In real life, Saget, 57, who's divorced, has three daughters (ages 27, 24 and 21). By turning out well — he calls them "brilliant and understanding" — they have proved "I'm a good dad," he says.

On TV, he played sweetly neurotic father Danny Tanner in Full House from 1987 to 1995. But as a stand-up comic, he enjoys "immature taboo humor — good immature taboo humor" that often involves body parts and words that cannot be printed here.

In an interview Wednesday during his book tour, Saget recalls his "biggest comic influence," his dad, who outlived four of his children before dying in 2006 at 89. "He dealt with death and hardships through humor," Saget says. "It was often sick and weird humor ... poop and penis jokes."

(His dad, Saget notes in the book, worked his way up from a supermarket butcher to became a "VP of meat. That's right, a vice president of meat. I don't know who the president of meat was at the time.")
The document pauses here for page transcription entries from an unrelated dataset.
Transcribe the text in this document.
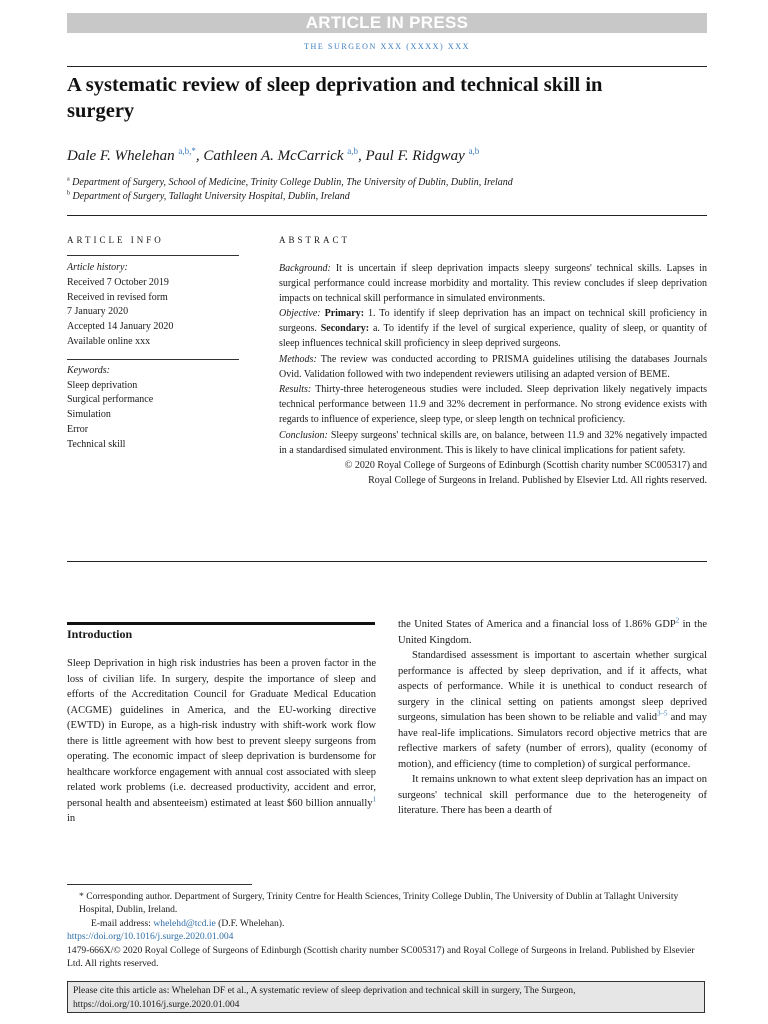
ARTICLE IN PRESS
THE SURGEON XXX (XXXX) XXX
A systematic review of sleep deprivation and technical skill in surgery
Dale F. Whelehan $^{a,b,*}$, Cathleen A. McCarrick $^{a,b}$, Paul F. Ridgway $^{a,b}$
$^a$ Department of Surgery, School of Medicine, Trinity College Dublin, The University of Dublin, Dublin, Ireland
$^b$ Department of Surgery, Tallaght University Hospital, Dublin, Ireland
ARTICLE INFO	ABSTRACT
Article history:
Received 7 October 2019
Received in revised form
7 January 2020
Accepted 14 January 2020
Available online xxx
Keywords:
Sleep deprivation
Surgical performance
Simulation
Error
Technical skill

Background: It is uncertain if sleep deprivation impacts sleepy surgeons' technical skills. Lapses in surgical performance could increase morbidity and mortality. This review concludes if sleep deprivation impacts on technical skill performance in simulated environments.

Objective: Primary: 1. To identify if sleep deprivation has an impact on technical skill proficiency in surgeons. Secondary: a. To identify if the level of surgical experience, quality of sleep, or quantity of sleep influences technical skill proficiency in sleep deprived surgeons.

Methods: The review was conducted according to PRISMA guidelines utilising the databases Journals Ovid. Validation followed with two independent reviewers utilising an adapted version of BEME.

Results: Thirty-three heterogeneous studies were included. Sleep deprivation likely negatively impacts technical performance between 11.9 and 32% decrement in performance. No strong evidence exists with regards to influence of experience, sleep type, or sleep length on technical proficiency.

Conclusion: Sleepy surgeons' technical skills are, on balance, between 11.9 and 32% negatively impacted in a standardised simulated environment. This is likely to have clinical implications for patient safety.

© 2020 Royal College of Surgeons of Edinburgh (Scottish charity number SC005317) and
Royal College of Surgeons in Ireland. Published by Elsevier Ltd. All rights reserved.

Introduction

Sleep Deprivation in high risk industries has been a proven factor in the loss of civilian life. In surgery, despite the importance of sleep and efforts of the Accreditation Council for Graduate Medical Education (ACGME) guidelines in America, and the EU-working directive (EWTD) in Europe, as a high-risk industry with shift-work work flow there is little agreement with how best to prevent sleepy surgeons from operating. The economic impact of sleep deprivation is burdensome for healthcare workforce engagement with annual cost associated with sleep related work problems (i.e. decreased productivity, accident and error, personal health and absenteeism) estimated at least $60 billion annually$^1$ in

the United States of America and a financial loss of 1.86% GDP$^2$ in the United Kingdom.

Standardised assessment is important to ascertain whether surgical performance is affected by sleep deprivation, and if it affects, what aspects of performance. While it is unethical to conduct research of surgery in the clinical setting on patients amongst sleep deprived surgeons, simulation has been shown to be reliable and valid$^{3-5}$ and may have real-life implications. Simulators record objective metrics that are reflective markers of safety (number of errors), quality (economy of motion), and efficiency (time to completion) of surgical performance.

It remains unknown to what extent sleep deprivation has an impact on surgeons' technical skill performance due to the heterogeneity of literature. There has been a dearth of

* Corresponding author. Department of Surgery, Trinity Centre for Health Sciences, Trinity College Dublin, The University of Dublin at Tallaght University Hospital, Dublin, Ireland.

E-mail address: whelehd@tcd.ie (D.F. Whelehan).

https://doi.org/10.1016/j.surge.2020.01.004

1479-666X/© 2020 Royal College of Surgeons of Edinburgh (Scottish charity number SC005317) and Royal College of Surgeons in Ireland. Published by Elsevier Ltd. All rights reserved.

Please cite this article as: Whelehan DF et al., A systematic review of sleep deprivation and technical skill in surgery, The Surgeon, https://doi.org/10.1016/j.surge.2020.01.004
It was a family where "dark comedy was a survival instinct. Some of it was avoidance, and some was just to get a rise out of someone else." Growing up in his family, he says, was a matter of "survival of the wittiest."

His memoir is filled with one-liners in a style he describes as "free association," but it's also occasionally serious.
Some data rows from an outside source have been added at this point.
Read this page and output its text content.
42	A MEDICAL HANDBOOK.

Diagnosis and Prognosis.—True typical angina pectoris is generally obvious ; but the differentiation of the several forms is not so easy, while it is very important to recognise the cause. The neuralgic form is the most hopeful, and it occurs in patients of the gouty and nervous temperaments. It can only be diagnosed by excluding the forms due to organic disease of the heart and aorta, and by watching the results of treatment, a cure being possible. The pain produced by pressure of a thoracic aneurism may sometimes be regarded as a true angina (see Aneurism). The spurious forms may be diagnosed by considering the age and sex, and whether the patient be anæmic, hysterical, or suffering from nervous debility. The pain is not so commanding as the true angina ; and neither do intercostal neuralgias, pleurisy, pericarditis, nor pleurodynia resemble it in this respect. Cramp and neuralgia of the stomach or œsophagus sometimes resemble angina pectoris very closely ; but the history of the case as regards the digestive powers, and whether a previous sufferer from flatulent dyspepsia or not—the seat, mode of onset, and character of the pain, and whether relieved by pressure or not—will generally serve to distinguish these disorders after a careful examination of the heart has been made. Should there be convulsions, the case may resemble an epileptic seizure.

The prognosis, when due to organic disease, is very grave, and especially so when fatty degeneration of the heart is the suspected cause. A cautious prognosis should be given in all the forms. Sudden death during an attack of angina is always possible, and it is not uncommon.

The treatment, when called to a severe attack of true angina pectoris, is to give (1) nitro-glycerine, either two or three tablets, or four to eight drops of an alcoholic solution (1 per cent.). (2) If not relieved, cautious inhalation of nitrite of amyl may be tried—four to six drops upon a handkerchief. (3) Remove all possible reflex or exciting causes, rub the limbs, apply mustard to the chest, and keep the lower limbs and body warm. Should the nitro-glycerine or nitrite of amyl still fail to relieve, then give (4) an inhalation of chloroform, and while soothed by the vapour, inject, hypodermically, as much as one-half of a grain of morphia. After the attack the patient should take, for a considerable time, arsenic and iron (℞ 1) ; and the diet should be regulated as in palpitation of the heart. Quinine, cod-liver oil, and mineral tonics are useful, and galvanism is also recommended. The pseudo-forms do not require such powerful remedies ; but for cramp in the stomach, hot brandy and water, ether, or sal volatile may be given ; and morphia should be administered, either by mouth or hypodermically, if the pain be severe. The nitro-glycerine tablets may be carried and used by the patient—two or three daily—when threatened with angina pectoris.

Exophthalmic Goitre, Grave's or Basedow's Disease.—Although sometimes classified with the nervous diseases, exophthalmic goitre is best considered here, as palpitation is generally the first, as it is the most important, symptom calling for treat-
He notes the death of his two older sisters, Andi at 34 from a brain aneurysm and Gay at 47 from the rare skin disease, scleroderma. Two years before Saget was born, his parents lost twins who died of dysentery within a week of birth.

Two years to the day after their birth, Saget was born. He asks, "Is that an astrologer's wet dream or what?"

But most of the book is funny. He recalls working on Full House with Mary-Kate and Ashley Olsen, starting when they were 9 months old and "adorable." He writes, "I actually did change Mary-Kate's and Ashley's diapers once. And that was four years ago. Ashley came up with the punch line to that joke."

Before moving on to his next book tour stop, Saget quickly answers a short quiz on humor:

Funniest comedian ever?

"Richard Pryor. His humor came from truth and honesty and pain and how he resolved that."

Funniest writer?

"Woody Allen, because he's Woody Allen."

Funniest book he's read?

"Oh, man, that's an interesting question (pause). Dirty Daddy. Is that a terrible answer?"

Funniest movie?

"I'll do three: Annie Hall, Young Frankenstein and Airplane!"

And funniest TV show ever?

"I'll go with two: The Honeymooners and I Love Lucy. But there are so many others — Seinfeld and Curb Your Enthusiasm should be there, too."